The St. Paul Globe wrote in 1894, speaking of Minneapolis: "The city has been infested with bicycle thieves for some time, and the (grand) jury will devote its work in an endeavor to apprehend the annoying fellows."

St. Paul was not much better. The city's newspapers were running advertisements from the American Wheelman's Protective Association, an insurance company, claiming that it by itself had "recovered, restored and replaced" more than 500 bicycles in the city in the previous four years.

So Mattson, on that day in 1895, could not have been optimistic that he would see his bicycle again. But, luckily — conveniently … maybe just a little too conveniently? — Mattson told police he later saw Ferodowell riding his missing bike across the Wabasha Street Bridge.

News accounts included this vital detail from the police report: Mattson's nameplate had been pried off the bike, and the plate was found by police in Ferodowell's own pocket.

Ferodowell was arrested and charged with grand larceny. We don't know how long he was in custody, but it was not unusual at the time for alleged bike thieves — clearly a major public menace — to be held on $500 bail, a sum that today would be more than $13,000. Ferodowell, despite sworn eyewitness accounts by a prominent member of the community and apparently damning physical evidence, pleaded not guilty. It was a plea from which he would not budge.

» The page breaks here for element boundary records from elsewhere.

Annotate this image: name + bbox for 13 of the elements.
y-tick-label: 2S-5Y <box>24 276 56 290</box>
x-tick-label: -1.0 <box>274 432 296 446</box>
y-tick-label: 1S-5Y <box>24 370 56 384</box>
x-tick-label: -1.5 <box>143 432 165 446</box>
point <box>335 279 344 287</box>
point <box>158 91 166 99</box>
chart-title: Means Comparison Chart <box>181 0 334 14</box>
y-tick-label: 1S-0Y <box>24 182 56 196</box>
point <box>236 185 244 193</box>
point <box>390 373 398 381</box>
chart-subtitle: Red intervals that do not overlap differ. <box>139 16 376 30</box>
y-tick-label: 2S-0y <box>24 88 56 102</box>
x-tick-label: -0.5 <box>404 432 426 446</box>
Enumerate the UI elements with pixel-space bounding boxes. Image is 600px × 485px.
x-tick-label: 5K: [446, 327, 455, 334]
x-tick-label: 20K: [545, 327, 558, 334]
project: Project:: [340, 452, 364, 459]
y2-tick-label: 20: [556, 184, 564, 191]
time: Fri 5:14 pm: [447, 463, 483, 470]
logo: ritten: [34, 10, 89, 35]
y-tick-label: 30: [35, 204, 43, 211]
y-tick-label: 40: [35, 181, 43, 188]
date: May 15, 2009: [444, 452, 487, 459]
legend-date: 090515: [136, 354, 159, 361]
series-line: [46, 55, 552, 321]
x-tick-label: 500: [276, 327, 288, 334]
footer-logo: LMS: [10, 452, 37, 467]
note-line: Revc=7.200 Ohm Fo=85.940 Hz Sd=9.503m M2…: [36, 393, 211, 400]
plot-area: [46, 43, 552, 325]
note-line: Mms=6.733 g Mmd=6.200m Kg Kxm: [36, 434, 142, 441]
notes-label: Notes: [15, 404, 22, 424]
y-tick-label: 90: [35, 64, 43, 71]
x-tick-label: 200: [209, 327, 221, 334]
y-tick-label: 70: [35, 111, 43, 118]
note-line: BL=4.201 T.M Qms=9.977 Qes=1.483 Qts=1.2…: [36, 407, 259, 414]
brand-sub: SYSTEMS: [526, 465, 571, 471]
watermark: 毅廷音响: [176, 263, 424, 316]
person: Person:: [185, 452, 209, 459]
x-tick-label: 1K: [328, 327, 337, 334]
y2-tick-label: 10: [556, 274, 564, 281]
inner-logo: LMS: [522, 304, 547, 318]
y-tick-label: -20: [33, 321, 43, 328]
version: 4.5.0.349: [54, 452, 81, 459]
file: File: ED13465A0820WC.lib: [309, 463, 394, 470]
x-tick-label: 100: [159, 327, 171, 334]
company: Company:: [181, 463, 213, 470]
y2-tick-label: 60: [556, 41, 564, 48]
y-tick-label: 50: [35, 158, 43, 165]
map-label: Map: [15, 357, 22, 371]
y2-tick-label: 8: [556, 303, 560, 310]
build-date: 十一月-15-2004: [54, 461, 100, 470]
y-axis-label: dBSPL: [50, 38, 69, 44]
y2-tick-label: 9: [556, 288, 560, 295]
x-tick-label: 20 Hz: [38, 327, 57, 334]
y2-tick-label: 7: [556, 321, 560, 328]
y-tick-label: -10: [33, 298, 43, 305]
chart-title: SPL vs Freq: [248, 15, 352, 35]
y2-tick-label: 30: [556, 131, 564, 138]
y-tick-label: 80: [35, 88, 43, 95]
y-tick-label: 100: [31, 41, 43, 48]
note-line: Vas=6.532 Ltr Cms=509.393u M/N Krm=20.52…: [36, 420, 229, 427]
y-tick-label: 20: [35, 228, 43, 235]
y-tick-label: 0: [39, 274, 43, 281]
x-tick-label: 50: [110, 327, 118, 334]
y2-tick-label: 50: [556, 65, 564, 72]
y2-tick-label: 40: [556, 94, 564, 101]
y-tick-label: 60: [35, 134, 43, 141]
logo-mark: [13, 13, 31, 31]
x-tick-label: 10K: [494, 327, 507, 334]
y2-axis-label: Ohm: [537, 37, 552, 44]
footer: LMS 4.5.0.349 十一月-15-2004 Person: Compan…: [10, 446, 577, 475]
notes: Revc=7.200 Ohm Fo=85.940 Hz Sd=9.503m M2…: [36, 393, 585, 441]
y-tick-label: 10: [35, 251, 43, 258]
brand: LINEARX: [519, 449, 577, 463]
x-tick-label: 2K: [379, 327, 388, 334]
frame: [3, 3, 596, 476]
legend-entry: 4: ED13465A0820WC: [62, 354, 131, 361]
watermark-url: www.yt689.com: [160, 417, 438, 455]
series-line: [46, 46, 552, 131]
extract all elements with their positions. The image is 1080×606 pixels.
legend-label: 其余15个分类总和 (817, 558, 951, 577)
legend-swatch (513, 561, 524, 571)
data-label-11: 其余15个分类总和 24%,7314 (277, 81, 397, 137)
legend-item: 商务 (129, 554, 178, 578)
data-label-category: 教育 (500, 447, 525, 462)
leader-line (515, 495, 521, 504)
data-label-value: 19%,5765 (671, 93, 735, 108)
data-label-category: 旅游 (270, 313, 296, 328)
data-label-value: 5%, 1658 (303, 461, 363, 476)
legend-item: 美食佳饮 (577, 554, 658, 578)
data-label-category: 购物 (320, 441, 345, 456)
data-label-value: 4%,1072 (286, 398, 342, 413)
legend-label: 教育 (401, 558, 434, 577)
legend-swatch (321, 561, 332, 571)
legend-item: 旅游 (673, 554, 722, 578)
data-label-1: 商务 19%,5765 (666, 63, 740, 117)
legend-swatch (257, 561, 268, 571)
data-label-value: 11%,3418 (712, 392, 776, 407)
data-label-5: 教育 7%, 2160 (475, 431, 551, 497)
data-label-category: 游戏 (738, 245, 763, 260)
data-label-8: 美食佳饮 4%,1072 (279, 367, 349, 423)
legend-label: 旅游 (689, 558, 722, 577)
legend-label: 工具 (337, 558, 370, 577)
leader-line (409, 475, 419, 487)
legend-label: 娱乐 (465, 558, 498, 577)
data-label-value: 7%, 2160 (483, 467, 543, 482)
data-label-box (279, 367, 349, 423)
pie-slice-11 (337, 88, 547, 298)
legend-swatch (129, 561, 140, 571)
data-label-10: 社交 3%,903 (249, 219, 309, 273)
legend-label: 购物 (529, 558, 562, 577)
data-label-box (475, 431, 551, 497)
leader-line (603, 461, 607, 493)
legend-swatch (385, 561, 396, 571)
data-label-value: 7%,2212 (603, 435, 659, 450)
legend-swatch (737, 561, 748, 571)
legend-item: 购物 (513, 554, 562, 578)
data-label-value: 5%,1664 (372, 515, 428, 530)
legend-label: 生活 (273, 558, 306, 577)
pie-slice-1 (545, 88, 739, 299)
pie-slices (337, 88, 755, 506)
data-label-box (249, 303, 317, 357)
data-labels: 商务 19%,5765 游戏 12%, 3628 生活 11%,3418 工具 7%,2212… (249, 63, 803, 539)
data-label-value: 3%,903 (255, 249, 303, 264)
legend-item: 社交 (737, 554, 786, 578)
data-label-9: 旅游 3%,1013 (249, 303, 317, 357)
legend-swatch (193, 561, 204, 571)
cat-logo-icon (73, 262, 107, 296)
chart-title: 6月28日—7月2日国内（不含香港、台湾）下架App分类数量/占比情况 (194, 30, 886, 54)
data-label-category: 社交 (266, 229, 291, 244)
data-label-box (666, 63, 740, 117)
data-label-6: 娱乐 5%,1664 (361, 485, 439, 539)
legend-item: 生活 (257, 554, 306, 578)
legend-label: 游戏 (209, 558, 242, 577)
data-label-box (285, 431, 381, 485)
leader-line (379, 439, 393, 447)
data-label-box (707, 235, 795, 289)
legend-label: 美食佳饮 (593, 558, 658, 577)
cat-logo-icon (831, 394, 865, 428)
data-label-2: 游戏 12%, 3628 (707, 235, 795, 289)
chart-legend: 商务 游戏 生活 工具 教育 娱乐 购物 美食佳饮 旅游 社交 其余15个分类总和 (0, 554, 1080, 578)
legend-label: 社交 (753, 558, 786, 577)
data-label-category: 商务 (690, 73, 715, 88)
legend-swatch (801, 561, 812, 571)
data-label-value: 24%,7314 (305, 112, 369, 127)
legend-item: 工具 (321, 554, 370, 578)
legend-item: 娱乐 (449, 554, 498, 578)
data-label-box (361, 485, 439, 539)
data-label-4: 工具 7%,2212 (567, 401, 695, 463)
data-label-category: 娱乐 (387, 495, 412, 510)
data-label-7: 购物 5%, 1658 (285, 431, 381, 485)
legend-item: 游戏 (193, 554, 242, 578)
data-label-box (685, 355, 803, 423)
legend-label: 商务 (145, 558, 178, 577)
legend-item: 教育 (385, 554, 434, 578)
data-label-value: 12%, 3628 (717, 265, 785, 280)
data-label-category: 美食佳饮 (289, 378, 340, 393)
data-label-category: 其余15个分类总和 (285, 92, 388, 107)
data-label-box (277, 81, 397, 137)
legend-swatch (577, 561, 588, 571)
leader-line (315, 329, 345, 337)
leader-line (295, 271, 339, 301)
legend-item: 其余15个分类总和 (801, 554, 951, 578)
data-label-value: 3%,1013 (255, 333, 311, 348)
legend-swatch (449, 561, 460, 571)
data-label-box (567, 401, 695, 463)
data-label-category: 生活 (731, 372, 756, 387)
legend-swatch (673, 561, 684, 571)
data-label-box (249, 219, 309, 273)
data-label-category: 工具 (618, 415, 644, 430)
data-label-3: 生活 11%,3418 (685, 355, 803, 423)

So it came to pass, on the week of May 13, 1895, that a Ramsey County district judge named J.J. Egan gaveled to order Ferodowell's trial on grand larceny theft charges involving a single bike. Egan impaneled a jury, presumably comprised of 12 men, given the seriousness of the charge and customs of the time. The Globe's reporter on the scene wrote that prosecutors told the jury about Mattson's discovery of his missing bike, how he later saw Ferodowell riding the same bike on Wabasha Street Bridge, and that police later found the bike's incriminating ID tag — surely the case's Exhibit A — in Ferodowell's own pocket.

What was Ferodowell's defense? How compelling or reliable was Mattson on the stand? Did Ferodowell and Mattson have some previous relationship? What kind of courtroom did Judge Egan run? The Globe's report touched on none of those questions. All we know is that, in the midst of a 19th-century bike-theft crime wave and profound public outrage with vermin bike thieves, the jury emerged with a verdict after just three hours of deliberations: not guilty.

We know not what became of Anthony Ferodowell. An S.W. Mattson of the time, for whatever reason, appears to have fled St. Paul in the following years to become an itinerant Methodist minister.

Tony Brown is a freelance writer from Minneapolis.